Carers are allowed to earn up to 100 pound a week anyway and social services are supposed to support carers to carry on working under the care act (or it might be the carer act) but they don't, in my experience. I think i said this earlier in the thread

Xenia · 24/11/2011 17:28

Most people are not carers. A lot of people on benefits aren't and could do work fare. Those that are it would depend on their situation. they might welcome a few hours of respite doing admin for alocal small business. I can certainly remember looking after 3 children under 5 and finding 2 or 3 hours doing office work a wonderful break. It's the variety which can do people good.

The concept that the state will pay you if you do work is something tax payers would prefer to see put into practice.

rightlymoaningminnie · 24/11/2011 17:31

folk, how would your finances work out if Beenbeta's proposal of a £10,000 universal benefit was applied?

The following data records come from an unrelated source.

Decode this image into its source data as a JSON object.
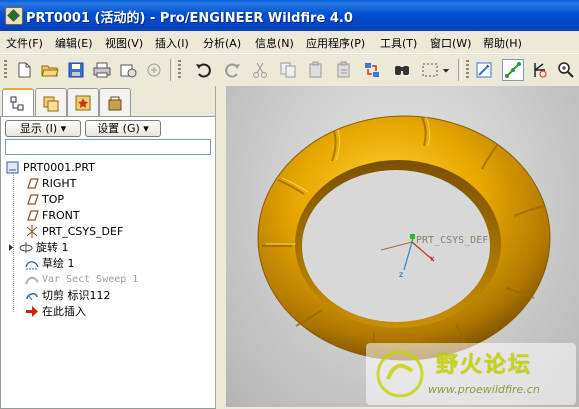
{
  "window": {
    "title": "PRT0001 (活动的) - Pro/ENGINEER Wildfire 4.0"
  },
  "menu": [
    "文件(F)",
    "编辑(E)",
    "视图(V)",
    "插入(I)",
    "分析(A)",
    "信息(N)",
    "应用程序(P)",
    "工具(T)",
    "窗口(W)",
    "帮助(H)"
  ],
  "toolbar": {
    "icons": [
      "new-icon",
      "open-icon",
      "save-icon",
      "print-icon",
      "email-icon",
      "email-attach-icon",
      "undo-icon",
      "redo-icon",
      "cut-icon",
      "copy-icon",
      "paste-icon",
      "paste-special-icon",
      "regenerate-icon",
      "find-icon",
      "select-box-icon",
      "select-dropdown-icon",
      "repaint-icon",
      "spin-center-icon",
      "orient-icon",
      "zoom-in-icon"
    ]
  },
  "model_tree": {
    "show_label": "显示 (I) ▾",
    "settings_label": "设置 (G) ▾",
    "filter_value": "",
    "items": [
      {
        "label": "PRT0001.PRT",
        "icon": "part-icon"
      },
      {
        "label": "RIGHT",
        "icon": "datum-plane-icon"
      },
      {
        "label": "TOP",
        "icon": "datum-plane-icon"
      },
      {
        "label": "FRONT",
        "icon": "datum-plane-icon"
      },
      {
        "label": "PRT_CSYS_DEF",
        "icon": "csys-icon"
      },
      {
        "label": "旋转 1",
        "icon": "revolve-icon"
      },
      {
        "label": "草绘 1",
        "icon": "sketch-icon"
      },
      {
        "label": "Var Sect Sweep 1",
        "icon": "suppressed-sweep-icon"
      },
      {
        "label": "切剪 标识112",
        "icon": "cut-feature-icon"
      },
      {
        "label": "在此插入",
        "icon": "insert-here-arrow-icon"
      }
    ]
  },
  "viewport": {
    "csys_label": "PRT_CSYS_DEF",
    "axis_x": "x",
    "axis_z": "z",
    "model_color": "#d49a00",
    "background": "#cfcfcf"
  },
  "watermark": {
    "cn_text": "野火论坛",
    "url": "www.proewildfire.cn"
  }
}
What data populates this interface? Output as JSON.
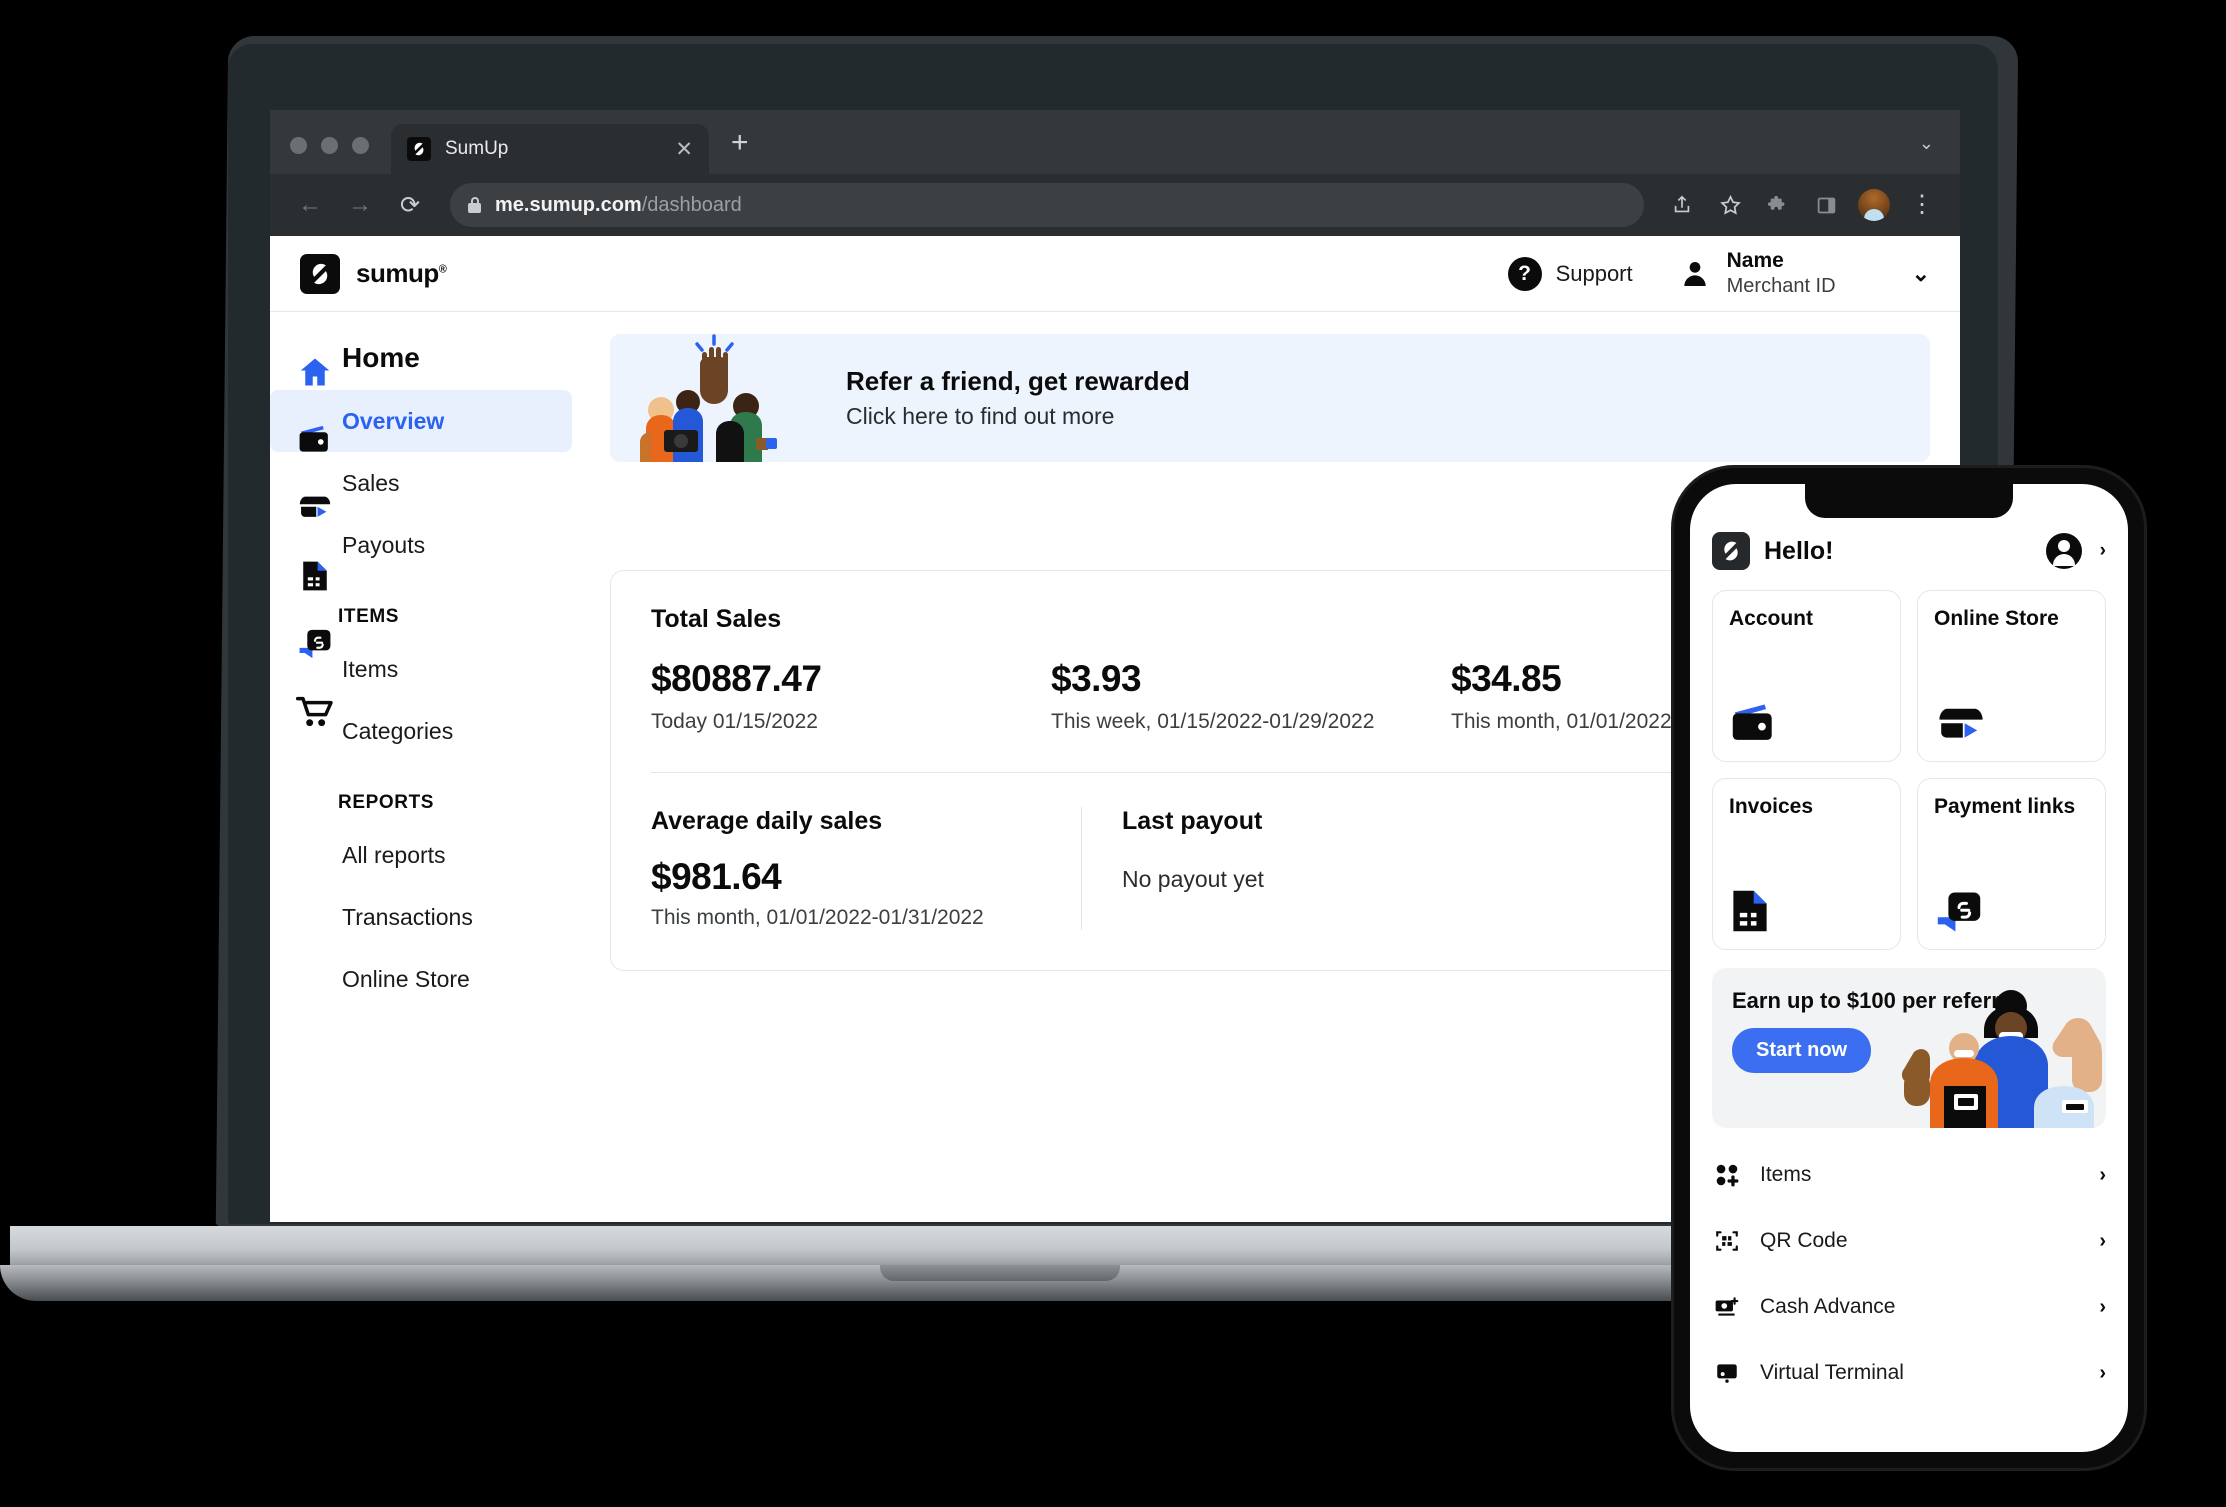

OhDoAdmitMrsDeVere · 24/11/2011 17:31

But that isnt what Xenia is suggesting is it?

I thought this was about workfare again. Getting carers to do voluntary work to 'earn' their benefits?

Not enabling them to do a job that is likely to give them a chance of progression and earning more money.

I cant get carers allowance because I earn £25 too much. I have thought about giving up work when things have been difficult but figured that CA and DLA were on such dodgy ground I would end up in a much worse situation anyway.

If everyone could have a lovely job like mine (which is at risk - thanks a lot mr Cameron) which paid enough to cover IB/ESA but didnt put too much pressure on a family living with one or more disabled member I am sure they would jump at the chance.

But I was lucky, lucky,lucky to get this job.

JuliaScurr · 24/11/2011 17:33

Two hours a week? Luxury! The country can't afford it.

OhDoAdmitMrsDeVere · 24/11/2011 17:33

But if workfare are doing these jobs there will not be any jobs left for people are able to work for a salary.

That is why workfare is crap.

JuliaScurr · 24/11/2011 17:41

ohDoAdmit very true; it's the economics of the madhouse

Dawndonna · 24/11/2011 18:23

Trust me, Julia, that two hours a week was a luxury! But I imagine Xenia thinks I should have been shelf stacking for a change of scenery!

SenseofEntitlement · 24/11/2011 18:28

Molly - I know you said you wouldn't claim anyway, but I'm confused as to how you would get no help - that calculation I did up there was with no special needs or disabilities. How many children do you have? Have you done an entitled to calculation?

JuliaScurr · 24/11/2011 18:34

dawn - you're lucky to have shelves. for heaven's sake, do buck up.

molly3478 · 24/11/2011 18:40

senseofentitlement - My 2 colleagues at work are on same wages as my husband and I and they only get a small amount of help towards childcare to.I have one and one on the way. I have had more childcare help i the past but never had more than childcare help. Its cause between us we do 65 to 70 hours I think so we make too much already I think

Dawndonna · 24/11/2011 18:42

Sorry Julia, I know I should be grateful for that 55 quid I've nicked scrounged via Xenia's generosity. I tell you what, let's split a bottle of Wine and be irresponsible with the tax money.